Today they gathered on the beach in overcoats, hats and gloves, a mean winter sun painting the world a harsh white. Merri held Jackson, who leaned against her, an arm wrapped around her waist. Wolf’s parents stood back, wearing the same stunned expression they’d worn since they learned that Abbey’s body had been among those found up in The Hollows. Merri’s mother, the same auburn--haired, hazel-eyed beauty as Merri, stood behind her daughter, a steadying hand on her shoulder. She wouldn’t even look at Wolf.
They’d tried to keep the church service small, but it had been packed with friends, colleagues, parents of children from Abbey’s school, some of the kids, too. Their friend Bryce who was a singer--songwriter, sang Abbey’s favorite, “Somewhere Over the Rainbow.” Everyone wept.
The ceremony was short and tasteful, the chapel air rich with the smell of stargazer lilies. They considered themselves lucky that Abbey had been returned to them. Two other families’ parents were still waiting; one girl had been missing since the early nineties, another since 2003. At least for Wolf and Merri the waiting was over.

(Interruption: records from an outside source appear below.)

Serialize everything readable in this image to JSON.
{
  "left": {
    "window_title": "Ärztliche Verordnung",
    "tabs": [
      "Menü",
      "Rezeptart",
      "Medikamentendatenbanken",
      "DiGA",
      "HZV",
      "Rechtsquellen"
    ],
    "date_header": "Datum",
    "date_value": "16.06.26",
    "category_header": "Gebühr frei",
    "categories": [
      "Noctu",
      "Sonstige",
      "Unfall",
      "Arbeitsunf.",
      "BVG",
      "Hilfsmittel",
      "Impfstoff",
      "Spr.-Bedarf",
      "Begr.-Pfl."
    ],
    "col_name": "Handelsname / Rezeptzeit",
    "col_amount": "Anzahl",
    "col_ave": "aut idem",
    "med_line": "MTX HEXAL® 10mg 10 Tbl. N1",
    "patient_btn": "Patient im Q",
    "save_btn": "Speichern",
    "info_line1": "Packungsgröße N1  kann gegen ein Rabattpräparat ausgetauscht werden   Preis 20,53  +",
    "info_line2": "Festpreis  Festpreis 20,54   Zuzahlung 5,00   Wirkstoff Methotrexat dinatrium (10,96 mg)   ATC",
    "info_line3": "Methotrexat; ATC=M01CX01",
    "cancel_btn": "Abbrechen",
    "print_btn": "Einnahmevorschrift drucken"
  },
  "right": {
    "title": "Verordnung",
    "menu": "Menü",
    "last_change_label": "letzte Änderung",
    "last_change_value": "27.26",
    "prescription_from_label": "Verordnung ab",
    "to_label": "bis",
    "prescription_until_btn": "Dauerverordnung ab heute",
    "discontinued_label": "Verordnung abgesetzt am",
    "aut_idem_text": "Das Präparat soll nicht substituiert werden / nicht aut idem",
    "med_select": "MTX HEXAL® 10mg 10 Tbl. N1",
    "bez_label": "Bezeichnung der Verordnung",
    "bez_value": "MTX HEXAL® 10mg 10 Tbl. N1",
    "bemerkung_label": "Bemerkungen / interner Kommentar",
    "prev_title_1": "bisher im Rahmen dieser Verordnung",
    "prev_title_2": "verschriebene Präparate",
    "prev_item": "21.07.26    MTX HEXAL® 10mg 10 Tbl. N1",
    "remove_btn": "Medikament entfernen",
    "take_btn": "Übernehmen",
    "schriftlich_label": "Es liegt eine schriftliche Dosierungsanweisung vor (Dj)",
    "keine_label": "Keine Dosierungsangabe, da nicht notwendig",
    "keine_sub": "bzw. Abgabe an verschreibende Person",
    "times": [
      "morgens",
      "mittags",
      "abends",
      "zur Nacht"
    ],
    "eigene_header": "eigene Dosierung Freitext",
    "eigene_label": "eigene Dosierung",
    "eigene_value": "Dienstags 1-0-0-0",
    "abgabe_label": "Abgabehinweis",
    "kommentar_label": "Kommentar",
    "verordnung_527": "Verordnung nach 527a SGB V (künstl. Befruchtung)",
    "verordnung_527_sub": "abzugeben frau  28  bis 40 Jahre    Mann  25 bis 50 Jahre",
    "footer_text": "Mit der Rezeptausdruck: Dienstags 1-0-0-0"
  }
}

Blake delivered the eulogy.
Our Abbey, our angel, gone too soon.
You’ll live in us always.
And more, so many more eloquent words about her light and her joy and her kindness, a beautiful blur of sincere sentiment that Wolf could barely hear, Merri clinging to him, blank and glassy eyed. It was a tragically beautiful affair after which everyone but they went back to intact lives, a program with Abbey’s shining face folded into pockets or stuffed into purses to be later discarded. Not a keepsake.
But on the beach, it was just those of them with the long stretch of grief and rebuilding ahead.